Let me start by saying I rarely, if ever, click on blogads. I probably should more often in order to support blogs I like, but I don't. Well, this is a short story of clicking on an ad on a blog that I frequent.

I read the preface of the advertized book and I am now curious. Not because the author's thesis is unique, but because it reminds me of my own spiritual journey that I abandoned due to frustration; I am one of those 'spiritual' people who doesn't like 'religion'.

His original premise is what struck me at first;
Religion never satisfied me, and often infuriated me...I thought of myself first and foremost as a human being...I would be progressing intellectually and spiritually only by understanding what was universally right and natural in life, why these things were right and natural, and how to live accordingly.
Having studied a wee bit of philosophy, the moral absolutes (i.e. universally right and natural) are a problem, but I won't let that de-rail his argument.

His next premise is the kicker.
Understanding that the idea of God signified absolute unity, I concluded that anyone advocating unquestioning loyalty to a restrictive group such as a faith, ethnicity, or nation was in fact promoting the fall of humanity by advancing its division...religions were never intended to support the search for an expansive God and are actually antithetical to it. Probing further, I discovered that human beings aspired to know God long before religions were established, suggesting that the real worship of God could outlive the forms of worship currently in existence.
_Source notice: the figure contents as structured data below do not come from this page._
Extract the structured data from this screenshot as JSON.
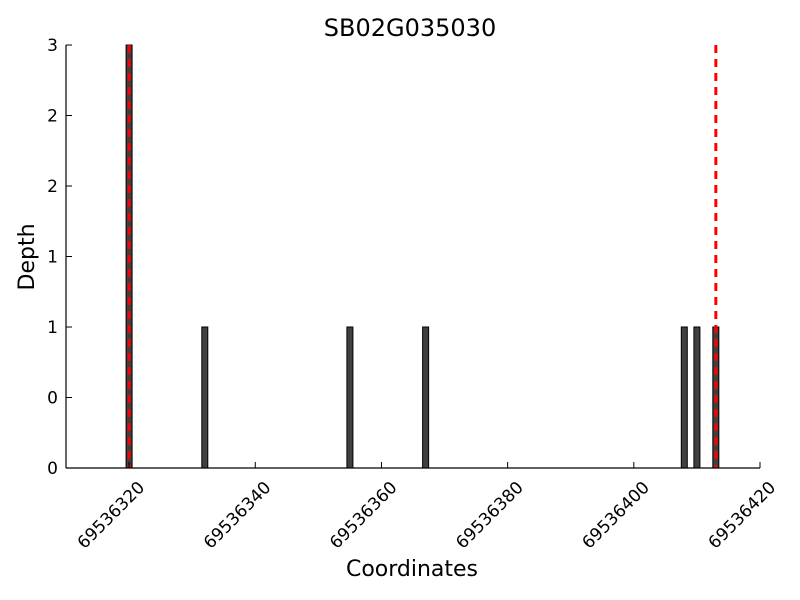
{
  "chart_data": {
    "type": "bar",
    "title": "SB02G035030",
    "xlabel": "Coordinates",
    "ylabel": "Depth",
    "xlim": [
      69536310,
      69536420
    ],
    "ylim": [
      0,
      3
    ],
    "x_ticks": [
      69536320,
      69536340,
      69536360,
      69536380,
      69536400,
      69536420
    ],
    "x_tick_labels": [
      "69536320",
      "69536340",
      "69536360",
      "69536380",
      "69536400",
      "69536420"
    ],
    "y_ticks": [
      0,
      0.5,
      1,
      1.5,
      2,
      2.5,
      3
    ],
    "y_tick_labels": [
      "0",
      "0",
      "1",
      "1",
      "2",
      "2",
      "3"
    ],
    "bar_color": "#404040",
    "marker_color": "#ff0000",
    "bars": [
      {
        "x": 69536320,
        "y": 3
      },
      {
        "x": 69536332,
        "y": 1
      },
      {
        "x": 69536355,
        "y": 1
      },
      {
        "x": 69536367,
        "y": 1
      },
      {
        "x": 69536408,
        "y": 1
      },
      {
        "x": 69536410,
        "y": 1
      },
      {
        "x": 69536413,
        "y": 1
      }
    ],
    "markers": [
      69536320,
      69536413
    ],
    "grid": false
  }
}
Simultaneously, I found an unholy trinity of political, economic, and religious forces fostering and perpetuating massive greed, poverty, and ignorance.
And with the way the Vatican is attacking the most recent alternate version of events the Vatican claims ownership to, it is hard to argue with the negative effects of organized religion.

His goal is a bit hippy-ideal, but heart-warming nonetheless, and we all could use that once in a while.
It is my hope that by encouraging an inner search for God based on timeless techniques beneficial to spiritual freedom, this book contributes to a broadening of perspectives around the world, culminating in the eventual unification of humanity.